Standard Chartered H1 net profit up 8.4%
August 7, 2014, 12:00 am TWN
HONG KONG--Standard Chartered said Wednesday its year-on-year profit for the first half of 2014 was up slightly at 8.4 percent, but confirmed it faces fresh U.S. fines over alleged breaches of money-laundering regulations.
Net profit stood at US$2.31 billion for the six months ending June 30, up from US$2.13 billion in the same period last year, though the London-based and Asia-focused bank saw increasing losses on loans and a weak financial market affect its operations.

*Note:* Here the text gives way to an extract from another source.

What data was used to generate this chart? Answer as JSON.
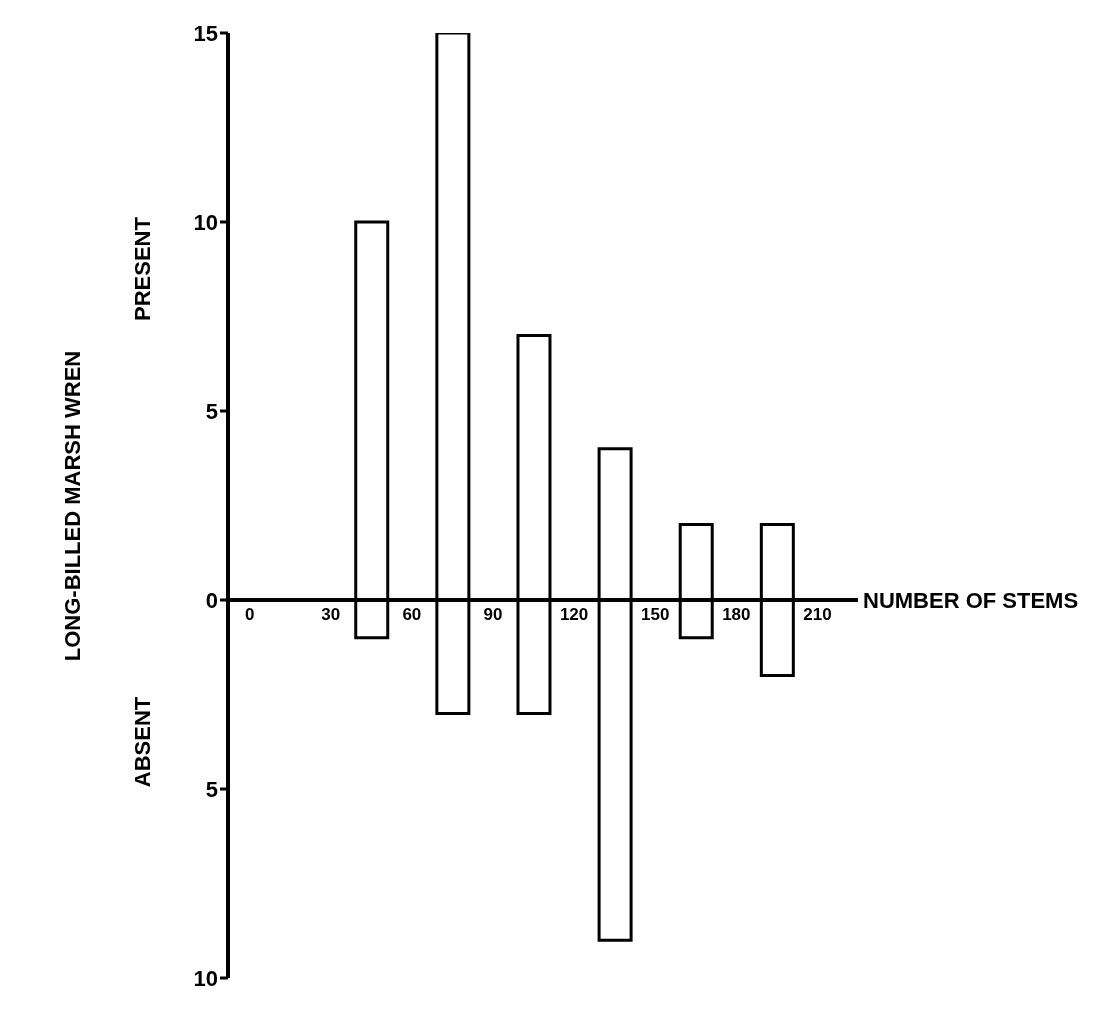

The bank's profit before tax was down 20 percent at US$3.27 billion from US$4.09 billion last year, with impairment losses on loans seeing a loss of US$846 million increased from last year's loss of US$730 million in the same period.
Operating income fell almost five percent to US$9.27 billion from US$9.75 billion in the previous year.
“Our performance in the first half of 2014 is clearly disappointing. It is not what we strive for and not what our investors expect,” the group's chief executive Peter Sands said in the filing.
Sands cited continued weakness of the financial markets and the bank's challenges in Korea as major reasons for the weak performance.
“We have completely reorganized the Group, made a number of disposals, re-worked our segment strategies, and redirected capital and investment spend,” Sands said of the first half, adding that 2014 will be a “challenging” year.
The company said it saw a loss of US$126 million before taxation for Korea where the bank announced the sale of its consumer finance and savings bank businesses.
“Turning this business around will take time and a lot of work on multiple fronts, not least because the industry as a whole faces huge challenges,” Sands said.
The southern Chinese city of Hong Kong was the bank's most profitable market where it saw a profit of US$900 million before taxation for the period, followed by Singapore where it saw a profit of US$435 million.
It also saw a profit of US$395 million in India before taxation and a profit of US$194 million in China for the period.
The results were announced along with confirmation from the bank that it faces fresh U.S. fines over alleged breaches in its anti-money laundering systems, two years after it paid massive penalties for violating American sanctions.
The bank said it was bracing to pay fines following the new investigation, with The New York Times reporting that regulators were seeking a “nine-figure penalty.”
Competitor HSBC said on Monday that profits fell for the first half of the year because one-off gains were not repeated and after a weaker showing at its investment arm.
It also warned of dangers of “risk aversion” by its bankers in the wake of industry-wide scandals.